Many game mechanics come and go depending on popularity (both in games and in popular culture), trends, and sales figures. For a time, developers thought it was a good idea to use silent protagonists because it was believed that players would be able to relate to them better if they didn’t speak. Another was using cell phones for just about any kind of communication. Because why wouldn’t you want to get a text message when you cruising down the slopes of Diamond Mountain at the local ski resort.
One that seemed to enjoy itself in the 8 and 16 bit generation is the power bomb, or maybe better known as the screen clear. It came in the form of a Special Attack of Napalm in Streets of Rage or as a Power Bomb in Star Fox for the Super Nintendo. It was a game mechanic designed to clear the screen of any and all enemies if the player was becoming overwhelmed. It was a quick breath before jumping back into the madness on screen.
That was then.
Now, with titles like Dark Souls and DOTA 2, becoming overwhelmed with enemies and filling the screen with chaos and destruction is part of the fun.

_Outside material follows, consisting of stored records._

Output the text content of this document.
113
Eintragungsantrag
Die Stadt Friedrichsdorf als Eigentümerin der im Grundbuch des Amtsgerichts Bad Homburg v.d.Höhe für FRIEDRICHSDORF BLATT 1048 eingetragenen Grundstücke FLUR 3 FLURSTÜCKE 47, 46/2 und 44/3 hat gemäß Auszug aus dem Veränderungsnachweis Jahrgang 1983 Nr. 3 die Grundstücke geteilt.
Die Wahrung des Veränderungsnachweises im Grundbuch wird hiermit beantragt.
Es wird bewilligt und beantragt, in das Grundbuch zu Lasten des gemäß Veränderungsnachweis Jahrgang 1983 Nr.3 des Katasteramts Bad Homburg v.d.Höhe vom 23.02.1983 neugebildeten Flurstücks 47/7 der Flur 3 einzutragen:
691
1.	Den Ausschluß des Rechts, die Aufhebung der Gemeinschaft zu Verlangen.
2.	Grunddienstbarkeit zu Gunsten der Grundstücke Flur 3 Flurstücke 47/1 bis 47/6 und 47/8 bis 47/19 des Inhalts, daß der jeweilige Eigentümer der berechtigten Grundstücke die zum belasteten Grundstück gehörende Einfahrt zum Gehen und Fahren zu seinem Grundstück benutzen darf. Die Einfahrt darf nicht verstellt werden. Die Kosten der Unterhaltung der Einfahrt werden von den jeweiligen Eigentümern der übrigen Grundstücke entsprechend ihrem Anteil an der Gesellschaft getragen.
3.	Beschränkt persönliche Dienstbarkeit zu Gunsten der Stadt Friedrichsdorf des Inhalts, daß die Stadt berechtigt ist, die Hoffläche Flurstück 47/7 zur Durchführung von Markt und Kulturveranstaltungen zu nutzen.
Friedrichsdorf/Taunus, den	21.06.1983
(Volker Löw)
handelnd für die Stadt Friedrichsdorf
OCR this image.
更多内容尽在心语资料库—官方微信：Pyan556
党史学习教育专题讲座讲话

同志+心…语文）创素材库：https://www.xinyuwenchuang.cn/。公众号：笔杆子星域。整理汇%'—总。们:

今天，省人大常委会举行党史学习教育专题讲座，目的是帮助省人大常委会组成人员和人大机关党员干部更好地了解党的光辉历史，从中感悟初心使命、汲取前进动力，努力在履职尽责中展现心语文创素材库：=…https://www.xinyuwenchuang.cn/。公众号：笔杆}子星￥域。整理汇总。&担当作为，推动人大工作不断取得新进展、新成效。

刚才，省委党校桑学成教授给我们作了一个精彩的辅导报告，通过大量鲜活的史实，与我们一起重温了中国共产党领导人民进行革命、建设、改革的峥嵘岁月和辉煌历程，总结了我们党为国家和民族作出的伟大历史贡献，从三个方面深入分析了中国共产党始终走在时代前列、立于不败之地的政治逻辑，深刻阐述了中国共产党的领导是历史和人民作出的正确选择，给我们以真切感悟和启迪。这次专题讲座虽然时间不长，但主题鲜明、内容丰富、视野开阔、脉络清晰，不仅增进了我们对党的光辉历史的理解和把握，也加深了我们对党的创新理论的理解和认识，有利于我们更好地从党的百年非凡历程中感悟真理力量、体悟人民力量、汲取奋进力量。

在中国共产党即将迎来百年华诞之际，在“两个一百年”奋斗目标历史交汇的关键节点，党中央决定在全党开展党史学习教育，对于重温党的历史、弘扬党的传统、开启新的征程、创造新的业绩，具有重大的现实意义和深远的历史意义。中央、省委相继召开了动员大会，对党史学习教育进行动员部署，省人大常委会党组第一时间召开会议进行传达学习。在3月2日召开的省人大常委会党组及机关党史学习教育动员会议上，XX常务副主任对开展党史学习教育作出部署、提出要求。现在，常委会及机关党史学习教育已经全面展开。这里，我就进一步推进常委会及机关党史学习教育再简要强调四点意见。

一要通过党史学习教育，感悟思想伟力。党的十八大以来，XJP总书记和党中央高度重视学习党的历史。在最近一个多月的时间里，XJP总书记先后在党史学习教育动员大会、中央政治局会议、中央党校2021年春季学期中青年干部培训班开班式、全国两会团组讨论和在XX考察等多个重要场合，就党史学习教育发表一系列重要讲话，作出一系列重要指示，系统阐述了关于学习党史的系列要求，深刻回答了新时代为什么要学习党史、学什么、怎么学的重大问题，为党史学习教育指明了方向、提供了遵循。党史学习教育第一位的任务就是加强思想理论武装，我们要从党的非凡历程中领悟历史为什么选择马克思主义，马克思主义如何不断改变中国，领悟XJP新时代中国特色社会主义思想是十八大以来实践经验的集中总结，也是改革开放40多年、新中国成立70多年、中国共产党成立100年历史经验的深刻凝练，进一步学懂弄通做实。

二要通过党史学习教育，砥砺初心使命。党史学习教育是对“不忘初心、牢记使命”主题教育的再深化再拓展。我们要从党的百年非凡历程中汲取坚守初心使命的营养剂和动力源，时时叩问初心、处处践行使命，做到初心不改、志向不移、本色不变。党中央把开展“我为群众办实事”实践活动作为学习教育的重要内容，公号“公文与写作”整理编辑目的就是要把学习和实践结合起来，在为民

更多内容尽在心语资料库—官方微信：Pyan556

Letting up just once comes off as cowardly and an inch that the developer believes the player doesn’t deserve. We are always searching for that next challenge and finding it in a tough platformer or RPG seems to come up as an answer more than not. This is also one of the reasons that Nintendo is seen as a children’s console: that there aren’t any “adult” games. Everything is too easy.
And part of me agrees with that statement. Take, for instance, the Super Leaf in Super Mario 3D World. It only appears if the player loses five lives in a single level giving Mario invincibility throughout the level, ultimately making it easier. If you can’t be hurt, then what’s really stopping you except a timer?
This is a game mechanic that echoes back to an ancient time. A time when developers were desperate to separate themselves from the arcades to the consoles. When you work in an industry that pays on every quarter you put in, how do you design a game that only fulfills a single purchase but must entertain for hours? The answer may have been to help the player along. To help them get through the game, to enjoy it, to see the ending.
Does the power bomb still have a place in gaming today? Sure, there are tons of indie games that have some sort of screen clear mechanic or another, but modern gaming has left it to deaf ears. What would a power bomb look in this day and age of a new IP, I wonder.